For a week the swamping went on with fair progress, and the Big Swede rejoiced in the thought that he was so conducting operations that Paul Bunyan would give him high praise.
Then the loggers spent their first Sunday of indolence in this hyacinthine land. Hot Biscuit Slim, alarmed by the piles of uneaten food which were left on the tables from each meal, prepared a grand feast; he and the baker and their helpers used their skill to the utmost on it; but it was a vain effort, for at dinner-time not one diner appeared. The loggers had all flocked over the hills, and they were now swimming in the waters of the Southern Sea—those warm, crystal waters which lapped languorously on the golden strands of New Iowa. And the loggers got pink and white sea shells, and when they heard the soft music of them they began dancing, and when sundown came they were singing also. Prancing and warbling, they returned to camp in the moonlight, forgetting their clothes.
Imagine now the wrath and perplexity of the Big Swede next morning when he saw the loggers running nakedly about, hopping, skipping and posing. He roared at them till they remembered their work and recovered their boots and clothes from the sea-shore; but when they were once more aloft in the orange palms they swamped off few of the blossom-laden boughs. Instead, most of them brought out pencils and paper and began to write.
It is certain that Paul Bunyan would never have sent his camp to New Iowa if he had known that its scenery would evoke longings to write poetry in even the simplest souls, thus taking their energies from useful labor. The loggers could not be blamed; for a week now they had been tramping back and forth through piles of orange blossoms which reached to their armpits; a sky of painted blue had glittered above them; lavender waters, pale green banks, pink meadows, hills of daisies, bluebells, poppies and buttercups had bewitched them also; and the honied melodies of canaries had poured into their ears from dawn to dusk each day. The devil himself, coming to such a land, would throw down his pack of sins and temptations and sit upon it to think out a sonnet.

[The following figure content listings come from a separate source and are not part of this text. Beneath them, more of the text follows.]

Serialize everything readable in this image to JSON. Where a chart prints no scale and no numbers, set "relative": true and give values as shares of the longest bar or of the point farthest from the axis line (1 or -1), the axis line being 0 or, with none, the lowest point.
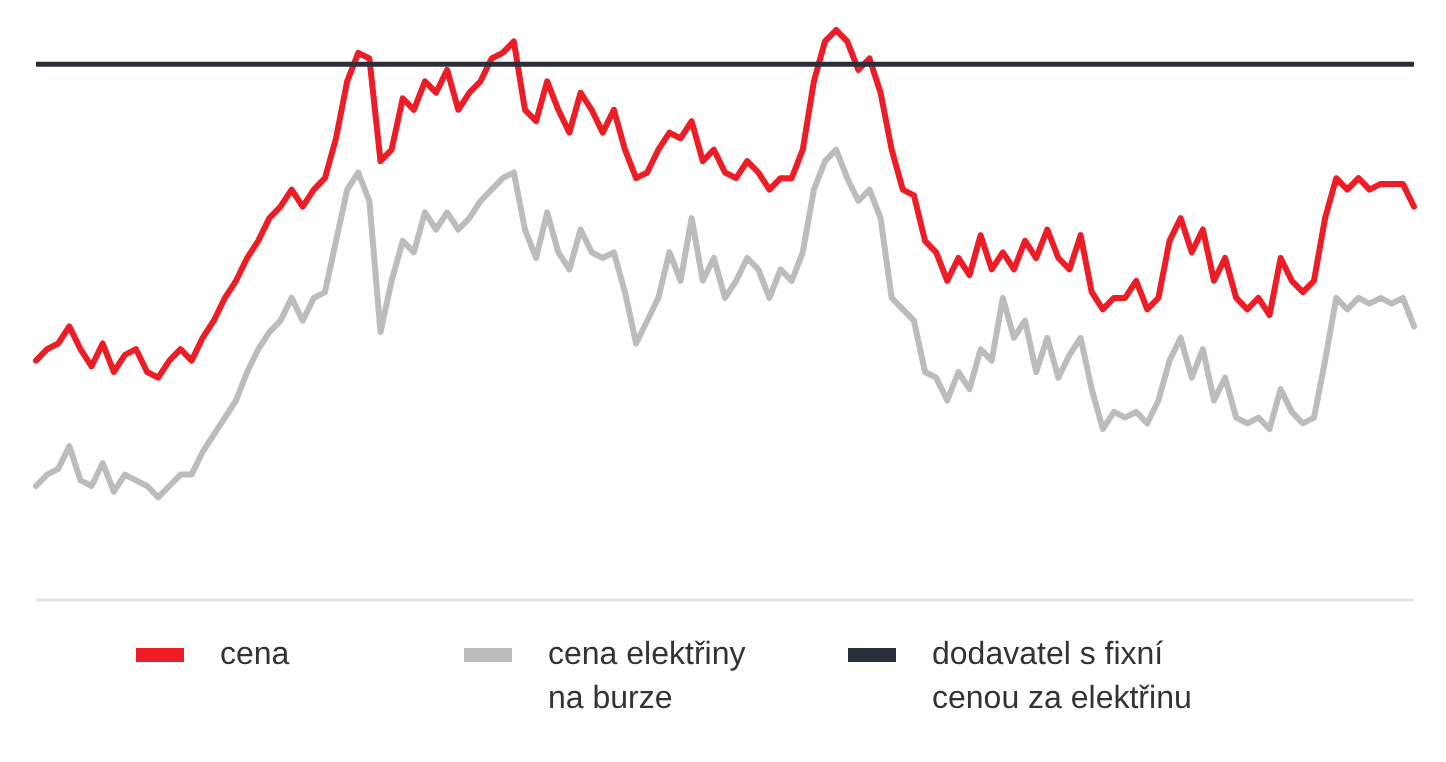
{
  "chart_data": {
    "type": "line",
    "relative": true,
    "legend": "bottom",
    "line_style": "solid",
    "marker": "none",
    "categories": [
      null,
      null,
      null,
      null,
      null,
      null,
      null,
      null,
      null,
      null,
      null,
      null,
      null,
      null,
      null,
      null,
      null,
      null,
      null,
      null,
      null,
      null,
      null,
      null,
      null,
      null,
      null,
      null,
      null,
      null,
      null,
      null,
      null,
      null,
      null,
      null,
      null,
      null,
      null,
      null,
      null,
      null,
      null,
      null,
      null,
      null,
      null,
      null,
      null,
      null,
      null,
      null,
      null,
      null,
      null,
      null,
      null,
      null,
      null,
      null,
      null,
      null,
      null,
      null,
      null,
      null,
      null,
      null,
      null,
      null,
      null,
      null,
      null,
      null,
      null,
      null,
      null,
      null,
      null,
      null,
      null,
      null,
      null,
      null,
      null,
      null,
      null,
      null,
      null,
      null,
      null,
      null,
      null,
      null,
      null,
      null,
      null,
      null,
      null,
      null,
      null,
      null,
      null,
      null,
      null,
      null,
      null,
      null,
      null,
      null,
      null,
      null,
      null,
      null,
      null,
      null,
      null,
      null,
      null,
      null,
      null,
      null,
      null,
      null,
      null
    ],
    "series": [
      {
        "name": "cena",
        "color": "#ee1c25",
        "values": [
          0.42,
          0.44,
          0.45,
          0.48,
          0.44,
          0.41,
          0.45,
          0.4,
          0.43,
          0.44,
          0.4,
          0.39,
          0.42,
          0.44,
          0.42,
          0.46,
          0.49,
          0.53,
          0.56,
          0.6,
          0.63,
          0.67,
          0.69,
          0.72,
          0.69,
          0.72,
          0.74,
          0.81,
          0.91,
          0.96,
          0.95,
          0.77,
          0.79,
          0.88,
          0.86,
          0.91,
          0.89,
          0.93,
          0.86,
          0.89,
          0.91,
          0.95,
          0.96,
          0.98,
          0.86,
          0.84,
          0.91,
          0.86,
          0.82,
          0.89,
          0.86,
          0.82,
          0.86,
          0.79,
          0.74,
          0.75,
          0.79,
          0.82,
          0.81,
          0.84,
          0.77,
          0.79,
          0.75,
          0.74,
          0.77,
          0.75,
          0.72,
          0.74,
          0.74,
          0.79,
          0.91,
          0.98,
          1,
          0.98,
          0.93,
          0.95,
          0.89,
          0.79,
          0.72,
          0.71,
          0.63,
          0.61,
          0.56,
          0.6,
          0.57,
          0.64,
          0.58,
          0.61,
          0.58,
          0.63,
          0.6,
          0.65,
          0.6,
          0.58,
          0.64,
          0.54,
          0.51,
          0.53,
          0.53,
          0.56,
          0.51,
          0.53,
          0.63,
          0.67,
          0.61,
          0.65,
          0.56,
          0.6,
          0.53,
          0.51,
          0.53,
          0.5,
          0.6,
          0.56,
          0.54,
          0.56,
          0.67,
          0.74,
          0.72,
          0.74,
          0.72,
          0.73,
          0.73,
          0.73,
          0.69
        ]
      },
      {
        "name": "cena elektřiny\nna burze",
        "color": "#bcbcbc",
        "values": [
          0.2,
          0.22,
          0.23,
          0.27,
          0.21,
          0.2,
          0.24,
          0.19,
          0.22,
          0.21,
          0.2,
          0.18,
          0.2,
          0.22,
          0.22,
          0.26,
          0.29,
          0.32,
          0.35,
          0.4,
          0.44,
          0.47,
          0.49,
          0.53,
          0.49,
          0.53,
          0.54,
          0.63,
          0.72,
          0.75,
          0.7,
          0.47,
          0.56,
          0.63,
          0.61,
          0.68,
          0.65,
          0.68,
          0.65,
          0.67,
          0.7,
          0.72,
          0.74,
          0.75,
          0.65,
          0.6,
          0.68,
          0.61,
          0.58,
          0.65,
          0.61,
          0.6,
          0.61,
          0.54,
          0.45,
          0.49,
          0.53,
          0.61,
          0.56,
          0.67,
          0.56,
          0.6,
          0.53,
          0.56,
          0.6,
          0.58,
          0.53,
          0.58,
          0.56,
          0.61,
          0.72,
          0.77,
          0.79,
          0.74,
          0.7,
          0.72,
          0.67,
          0.53,
          0.51,
          0.49,
          0.4,
          0.39,
          0.35,
          0.4,
          0.37,
          0.44,
          0.42,
          0.53,
          0.46,
          0.49,
          0.4,
          0.46,
          0.39,
          0.43,
          0.46,
          0.37,
          0.3,
          0.33,
          0.32,
          0.33,
          0.31,
          0.35,
          0.42,
          0.46,
          0.39,
          0.44,
          0.35,
          0.39,
          0.32,
          0.31,
          0.32,
          0.3,
          0.37,
          0.33,
          0.31,
          0.32,
          0.42,
          0.53,
          0.51,
          0.53,
          0.52,
          0.53,
          0.52,
          0.53,
          0.48
        ]
      }
    ],
    "ref_lines": [
      {
        "axis": "y",
        "value": 0.94,
        "label": "dodavatel s fixní\ncenou za elektřinu",
        "color": "#2b2f3a",
        "line_style": "solid"
      }
    ]
  }
}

But the Big Swede had no soul, and the loggers’ abandonment of labor puzzled and angered him. He yelled at them until some were shaken from the trees. But not one lost his pencil and paper. Johnny Inkslinger, hearing the uproar, left off his figuring and delivered an oration; but the loggers went on writing dreamily, paying no heed to the timekeeper.
“You will have to give them up,” he said to the Big Swede. “It’s a case which only Mr. Bunyan can handle.”
He went back to his ledgers, and the foreman reluctantly set out for the Tall Timber country. The Big Swede found Paul Bunyan in such happiness over his labor that it seemed evil to tell him disturbing news. The great logger had all the tall trees felled by now and he was grubbing out the stumps. He was at work on the last row of them when the Big Swede found him.
“Needing me already?” he asked jovially. “Well, first help me drag out these stumps, then tell me your difficulties.”